—La France est envahie sourdement, on veut donner un assaut général, on y emploie le vert et le sec! Cent hommes d’exécution, commandés par Georges, doivent attaquer la garde consulaire et le consul corps à corps.

—Eh bien! dénonce-les.

—Voilà deux mois que le Consul, son ministre de la police, le Préfet et Fouché tiennent une partie des fils de cette trame immense; mais ils n’en connaissent pas toute l’étendue, et dans le moment actuel, ils laissent libres presque tous les conjurés pour savoir tout.

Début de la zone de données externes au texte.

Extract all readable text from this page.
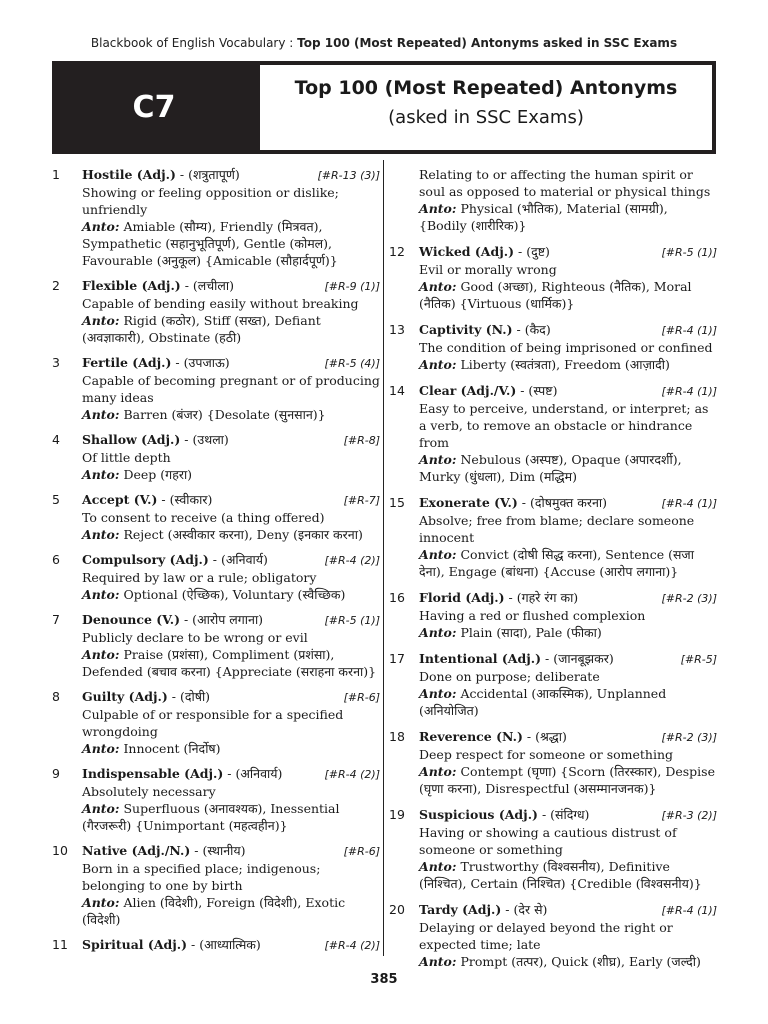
Blackbook of English Vocabulary : Top 100 (Most Repeated) Antonyms asked in SSC Exams
C7
Top 100 (Most Repeated) Antonyms
(asked in SSC Exams)
1 Hostile (Adj.) - (शत्रुतापूर्ण)	[#R-13 (3)]
Showing or feeling opposition or dislike; unfriendly
Anto: Amiable (सौम्य), Friendly (मित्रवत), Sympathetic (सहानुभूतिपूर्ण), Gentle (कोमल), Favourable (अनुकूल) {Amicable (सौहार्दपूर्ण)}
2 Flexible (Adj.) - (लचीला)	[#R-9 (1)]
Capable of bending easily without breaking
Anto: Rigid (कठोर), Stiff (सख्त), Defiant (अवज्ञाकारी), Obstinate (हठी)
3 Fertile (Adj.) - (उपजाऊ)	[#R-5 (4)]
Capable of becoming pregnant or of producing many ideas
Anto: Barren (बंजर) {Desolate (सुनसान)}
4 Shallow (Adj.) - (उथला)	[#R-8]
Of little depth
Anto: Deep (गहरा)
5 Accept (V.) - (स्वीकार)	[#R-7]
To consent to receive (a thing offered)
Anto: Reject (अस्वीकार करना), Deny (इनकार करना)
6 Compulsory (Adj.) - (अनिवार्य)	[#R-4 (2)]
Required by law or a rule; obligatory
Anto: Optional (ऐच्छिक), Voluntary (स्वैच्छिक)
7 Denounce (V.) - (आरोप लगाना)	[#R-5 (1)]
Publicly declare to be wrong or evil
Anto: Praise (प्रशंसा), Compliment (प्रशंसा), Defended (बचाव करना) {Appreciate (सराहना करना)}
8 Guilty (Adj.) - (दोषी)	[#R-6]
Culpable of or responsible for a specified wrongdoing
Anto: Innocent (निर्दोष)
9 Indispensable (Adj.) - (अनिवार्य)	[#R-4 (2)]
Absolutely necessary
Anto: Superfluous (अनावश्यक), Inessential (गैरजरूरी) {Unimportant (महत्वहीन)}
10 Native (Adj./N.) - (स्थानीय)	[#R-6]
Born in a specified place; indigenous; belonging to one by birth
Anto: Alien (विदेशी), Foreign (विदेशी), Exotic (विदेशी)
11 Spiritual (Adj.) - (आध्यात्मिक)	[#R-4 (2)]
Relating to or affecting the human spirit or soul as opposed to material or physical things
Anto: Physical (भौतिक), Material (सामग्री), {Bodily (शारीरिक)}
12 Wicked (Adj.) - (दुष्ट)	[#R-5 (1)]
Evil or morally wrong
Anto: Good (अच्छा), Righteous (नैतिक), Moral (नैतिक) {Virtuous (धार्मिक)}
13 Captivity (N.) - (कैद)	[#R-4 (1)]
The condition of being imprisoned or confined
Anto: Liberty (स्वतंत्रता), Freedom (आज़ादी)
14 Clear (Adj./V.) - (स्पष्ट)	[#R-4 (1)]
Easy to perceive, understand, or interpret; as a verb, to remove an obstacle or hindrance from
Anto: Nebulous (अस्पष्ट), Opaque (अपारदर्शी), Murky (धुंधला), Dim (मद्धिम)
15 Exonerate (V.) - (दोषमुक्त करना)	[#R-4 (1)]
Absolve; free from blame; declare someone innocent
Anto: Convict (दोषी सिद्ध करना), Sentence (सजा देना), Engage (बांधना) {Accuse (आरोप लगाना)}
16 Florid (Adj.) - (गहरे रंग का)	[#R-2 (3)]
Having a red or flushed complexion
Anto: Plain (सादा), Pale (फीका)
17 Intentional (Adj.) - (जानबूझकर)	[#R-5]
Done on purpose; deliberate
Anto: Accidental (आकस्मिक), Unplanned (अनियोजित)
18 Reverence (N.) - (श्रद्धा)	[#R-2 (3)]
Deep respect for someone or something
Anto: Contempt (घृणा) {Scorn (तिरस्कार), Despise (घृणा करना), Disrespectful (असम्मानजनक)}
19 Suspicious (Adj.) - (संदिग्ध)	[#R-3 (2)]
Having or showing a cautious distrust of someone or something
Anto: Trustworthy (विश्वसनीय), Definitive (निश्चित), Certain (निश्चित) {Credible (विश्वसनीय)}
20 Tardy (Adj.) - (देर से)	[#R-4 (1)]
Delaying or delayed beyond the right or expected time; late
Anto: Prompt (तत्पर), Quick (शीघ्र), Early (जल्दी)
385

—Quant au droit, dit le notaire, les Bourbons ont bien plus le droit de concevoir, de conduire, d’exécuter une entreprise contre Bonaparte, que Bonaparte n’en avait de conspirer au 18 brumaire contre la République, de laquelle il était l’enfant: il assassinait sa mère, et ceux-ci veulent rentrer dans leur maison. Je conçois qu’en voyant fermer la liste des émigrés, multiplier les radiations, rétablir le culte catholique, et accumuler des arrêtés contre-révolutionnaires, les princes aient compris que leur retour se faisait difficile, pour ne pas dire impossible. Bonaparte devient le seul obstacle à leur rentrée, et ils veulent enlever l’obstacle, rien de plus simple. Les conspirateurs vaincus seront des brigands; victorieux, ils seront des héros, et ta perplexité me semble alors assez naturelle.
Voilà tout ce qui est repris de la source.